奥の部屋に行くとドデカい魔晶石が暗い灰色になっている。


「おおー!すごい、結構色変わってる!!あれ?でも早すぎない?たしかこれ満タンにするのに三百年って聞いた気がするんだけど…」


「あははは!ヨウったらあれ信じたの?ウブねー!」


むぐぐっ。

こぉのーー。


「きゃー!どこさわってんのよ!エッチ!バカ!」


スパーン!


なんだよ、ちょっと胸突っついたくらいで。

自分は散々笑ってバカにしたんだからそれくらいで文句言ってほしくないね。


「それで、どうしてユレーナが胸を突き出しているのかな?」


「いえ、触りたいお年頃かと思いまして…」


さらっと言ってるけど、ユレーナ顔真っ赤だよ…

無理してるのバレバレだから。

恥ずかしいならボケなきゃいいのに…

一瞬険悪になったから気を利かせたのかもしれない、お礼代わりに頭をくしゃっと撫でておいた。



朝、ご飯を食べずに王都へと帰る、皆で朝ご飯を食べるためだ。

シルはやっぱりお留守番。

また魔晶石にマナを貯めるんじゃないかな。


王都に着くとリリアがしがみついてきた。


「ヨウさま、おかえりなさい!」


「ただいま、リリア。

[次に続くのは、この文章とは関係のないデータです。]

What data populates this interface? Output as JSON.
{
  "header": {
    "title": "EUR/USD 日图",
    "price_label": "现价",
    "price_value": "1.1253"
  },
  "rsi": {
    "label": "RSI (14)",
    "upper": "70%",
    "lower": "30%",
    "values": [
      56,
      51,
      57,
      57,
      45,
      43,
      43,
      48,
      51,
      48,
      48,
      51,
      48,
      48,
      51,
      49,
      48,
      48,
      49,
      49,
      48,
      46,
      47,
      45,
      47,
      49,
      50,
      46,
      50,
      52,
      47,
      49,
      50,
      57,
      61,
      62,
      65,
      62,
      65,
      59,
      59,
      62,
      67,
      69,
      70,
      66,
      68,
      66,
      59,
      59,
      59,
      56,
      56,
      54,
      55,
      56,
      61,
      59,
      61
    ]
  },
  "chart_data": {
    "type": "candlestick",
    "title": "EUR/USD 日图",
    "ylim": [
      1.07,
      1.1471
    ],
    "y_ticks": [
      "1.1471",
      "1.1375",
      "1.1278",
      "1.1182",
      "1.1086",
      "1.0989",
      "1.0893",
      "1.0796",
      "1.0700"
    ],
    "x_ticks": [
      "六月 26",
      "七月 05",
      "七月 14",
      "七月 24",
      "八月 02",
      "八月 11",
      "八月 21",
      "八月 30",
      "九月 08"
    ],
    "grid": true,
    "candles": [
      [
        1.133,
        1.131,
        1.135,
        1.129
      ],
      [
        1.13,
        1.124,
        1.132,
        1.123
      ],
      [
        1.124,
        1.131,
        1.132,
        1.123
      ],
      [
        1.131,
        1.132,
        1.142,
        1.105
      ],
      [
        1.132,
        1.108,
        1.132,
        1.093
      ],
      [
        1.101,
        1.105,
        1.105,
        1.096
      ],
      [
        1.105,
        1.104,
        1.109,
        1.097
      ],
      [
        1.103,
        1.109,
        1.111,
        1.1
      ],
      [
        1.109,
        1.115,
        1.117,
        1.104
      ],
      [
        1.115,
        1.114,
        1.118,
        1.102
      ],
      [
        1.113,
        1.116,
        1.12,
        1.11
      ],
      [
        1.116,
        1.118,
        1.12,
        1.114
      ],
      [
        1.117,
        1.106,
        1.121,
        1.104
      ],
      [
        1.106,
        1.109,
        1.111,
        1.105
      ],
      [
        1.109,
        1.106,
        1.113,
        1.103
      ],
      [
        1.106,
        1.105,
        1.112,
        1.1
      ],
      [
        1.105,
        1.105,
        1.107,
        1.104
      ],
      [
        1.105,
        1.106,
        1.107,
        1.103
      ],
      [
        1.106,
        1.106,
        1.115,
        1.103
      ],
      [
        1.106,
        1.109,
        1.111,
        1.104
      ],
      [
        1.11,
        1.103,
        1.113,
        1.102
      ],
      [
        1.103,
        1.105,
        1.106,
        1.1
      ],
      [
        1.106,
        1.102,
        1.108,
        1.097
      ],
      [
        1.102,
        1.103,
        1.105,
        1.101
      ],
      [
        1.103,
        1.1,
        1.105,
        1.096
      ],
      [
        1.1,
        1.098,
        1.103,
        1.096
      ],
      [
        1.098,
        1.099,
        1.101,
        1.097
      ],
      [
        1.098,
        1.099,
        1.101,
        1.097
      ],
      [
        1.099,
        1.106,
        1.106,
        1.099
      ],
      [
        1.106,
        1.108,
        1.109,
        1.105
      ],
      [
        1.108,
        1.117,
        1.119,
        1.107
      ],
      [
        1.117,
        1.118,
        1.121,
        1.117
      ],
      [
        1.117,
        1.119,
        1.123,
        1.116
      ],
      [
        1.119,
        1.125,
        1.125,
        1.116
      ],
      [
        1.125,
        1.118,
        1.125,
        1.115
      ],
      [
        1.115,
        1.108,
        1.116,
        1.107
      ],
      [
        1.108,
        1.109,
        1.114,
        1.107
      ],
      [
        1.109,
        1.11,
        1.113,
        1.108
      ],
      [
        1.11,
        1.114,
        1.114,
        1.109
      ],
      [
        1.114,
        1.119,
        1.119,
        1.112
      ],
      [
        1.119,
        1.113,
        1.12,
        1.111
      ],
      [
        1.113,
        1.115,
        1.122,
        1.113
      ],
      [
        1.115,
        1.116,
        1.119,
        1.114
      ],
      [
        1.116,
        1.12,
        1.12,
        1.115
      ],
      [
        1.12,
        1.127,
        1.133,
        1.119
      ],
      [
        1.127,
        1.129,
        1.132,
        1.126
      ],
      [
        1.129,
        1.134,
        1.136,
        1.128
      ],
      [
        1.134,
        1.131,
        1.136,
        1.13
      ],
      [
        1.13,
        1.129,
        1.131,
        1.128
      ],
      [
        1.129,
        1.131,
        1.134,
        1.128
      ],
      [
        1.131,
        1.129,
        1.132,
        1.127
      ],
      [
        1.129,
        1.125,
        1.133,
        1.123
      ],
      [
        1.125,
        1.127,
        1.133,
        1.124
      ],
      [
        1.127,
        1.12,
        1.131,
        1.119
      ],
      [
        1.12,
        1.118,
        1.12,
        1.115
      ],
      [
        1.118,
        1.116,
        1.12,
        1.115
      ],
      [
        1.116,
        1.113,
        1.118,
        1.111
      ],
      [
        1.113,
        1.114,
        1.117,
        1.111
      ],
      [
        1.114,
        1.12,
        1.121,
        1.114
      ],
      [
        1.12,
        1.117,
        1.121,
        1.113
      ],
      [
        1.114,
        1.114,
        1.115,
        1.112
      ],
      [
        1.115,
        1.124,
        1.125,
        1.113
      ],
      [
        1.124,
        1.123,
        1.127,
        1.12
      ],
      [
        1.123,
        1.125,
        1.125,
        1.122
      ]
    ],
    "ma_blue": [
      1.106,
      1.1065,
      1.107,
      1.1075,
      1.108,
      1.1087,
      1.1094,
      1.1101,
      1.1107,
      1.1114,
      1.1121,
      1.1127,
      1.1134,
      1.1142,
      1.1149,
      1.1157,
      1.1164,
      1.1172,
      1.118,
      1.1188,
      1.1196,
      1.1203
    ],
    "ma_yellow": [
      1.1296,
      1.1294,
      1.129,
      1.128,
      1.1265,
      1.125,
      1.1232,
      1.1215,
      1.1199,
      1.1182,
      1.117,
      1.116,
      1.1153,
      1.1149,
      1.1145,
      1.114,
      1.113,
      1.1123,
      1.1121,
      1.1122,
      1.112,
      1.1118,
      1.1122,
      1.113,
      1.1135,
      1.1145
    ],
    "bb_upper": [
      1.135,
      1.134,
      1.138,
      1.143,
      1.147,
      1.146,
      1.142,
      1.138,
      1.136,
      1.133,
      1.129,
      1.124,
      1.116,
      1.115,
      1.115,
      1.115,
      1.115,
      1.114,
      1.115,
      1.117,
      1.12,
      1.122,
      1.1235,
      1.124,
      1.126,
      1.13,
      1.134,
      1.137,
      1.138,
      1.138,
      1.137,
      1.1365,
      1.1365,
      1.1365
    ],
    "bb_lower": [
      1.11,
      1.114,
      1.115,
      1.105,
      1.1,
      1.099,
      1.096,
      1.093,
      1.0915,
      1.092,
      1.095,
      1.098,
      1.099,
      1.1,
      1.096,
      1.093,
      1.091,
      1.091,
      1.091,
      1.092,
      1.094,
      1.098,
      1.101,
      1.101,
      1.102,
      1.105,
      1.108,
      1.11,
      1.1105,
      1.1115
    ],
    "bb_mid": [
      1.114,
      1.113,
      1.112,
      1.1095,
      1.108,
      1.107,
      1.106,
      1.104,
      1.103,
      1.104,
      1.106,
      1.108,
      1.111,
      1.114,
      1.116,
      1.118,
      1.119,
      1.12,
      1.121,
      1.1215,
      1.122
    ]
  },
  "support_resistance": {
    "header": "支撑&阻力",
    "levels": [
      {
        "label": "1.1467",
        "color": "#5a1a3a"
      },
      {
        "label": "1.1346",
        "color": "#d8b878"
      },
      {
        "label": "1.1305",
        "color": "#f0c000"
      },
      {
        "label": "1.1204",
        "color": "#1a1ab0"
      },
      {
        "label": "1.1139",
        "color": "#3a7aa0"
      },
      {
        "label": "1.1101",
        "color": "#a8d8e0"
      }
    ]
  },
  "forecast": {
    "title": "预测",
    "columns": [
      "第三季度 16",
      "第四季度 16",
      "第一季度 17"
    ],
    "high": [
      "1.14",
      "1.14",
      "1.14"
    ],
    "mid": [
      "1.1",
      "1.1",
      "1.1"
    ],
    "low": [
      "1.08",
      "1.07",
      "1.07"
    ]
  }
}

おなかが空いたよ、ご飯ある?」


コクッコクッと頷き、ユレーナの手を引っ張ってゆく。

まだひとりで出来ないことが多いから、少しずつ上達していけばいい。

そういえばモクロの姿が見えない。

朝からどこかに出掛けたのかな?


リリアが不揃いに切ったパンに、チーズを乗せた朝食を作ってくれた。

竈で一炙りしているのでチーズがとろけて美味しそうだ。

すると匂いに釣られたのかモクロが俺の後ろから出てきた。


「うわっ!どっからでてきた!?」


「あ、ヨウ様、おはよ。そこで寝てたんだよ、気付かなかったのか?」


まさか、椅子の陰で寝てるとは…


「ご、ごめん…気が付かなかった。おはようモクロ、一緒に食べないか?」


「もちろん食う!」


そうして四人揃って朝食を食べた。

子供が食べる姿は微笑ましくて好きだな。

なんだか癒されるし、頑張ろうって思える。


朝食の片付けが終わった後は、皆それぞれ仕事に向かう。

リリアはユレーナと家事をこなす。

ユレーナはそんなに得意じゃ無いはずだが、それでも上手く教えていると思う。

モクロは街へ噂話の収集に行った。

俺は…どうしよう。

マナ制御のトレーニングするならシルに特訓してもらった方が上達が早いんだよね。

うん、それなら約束の日まで特訓するか!


早速思いつきをユレーナに相談すると、自分も行くと言い出した。

そうなるよね、魔法が絡むと…

ユレーナがついて来るとリリアの先生が居なくなっちゃうからなー。

ちらりとリリアを見たのがまずかったのかも知れない。


「家事など1日あればリリアに仕込んでみせます!今日だけは涙を飲んで我慢しますので、明日からはご一緒させてください!」


やり玉に挙がったリリアは涙目だが、そこまで言われると拒否も出来ない。

リリアにはかわいそうだが頑張ってもらおう。


今朝送り出したばかりなのに、とんぼ返りした俺を見てシルは呆れていたが、それでも特訓はしてくれることになり、数日間自分の実家に通うというよく分からない状況になったのだった。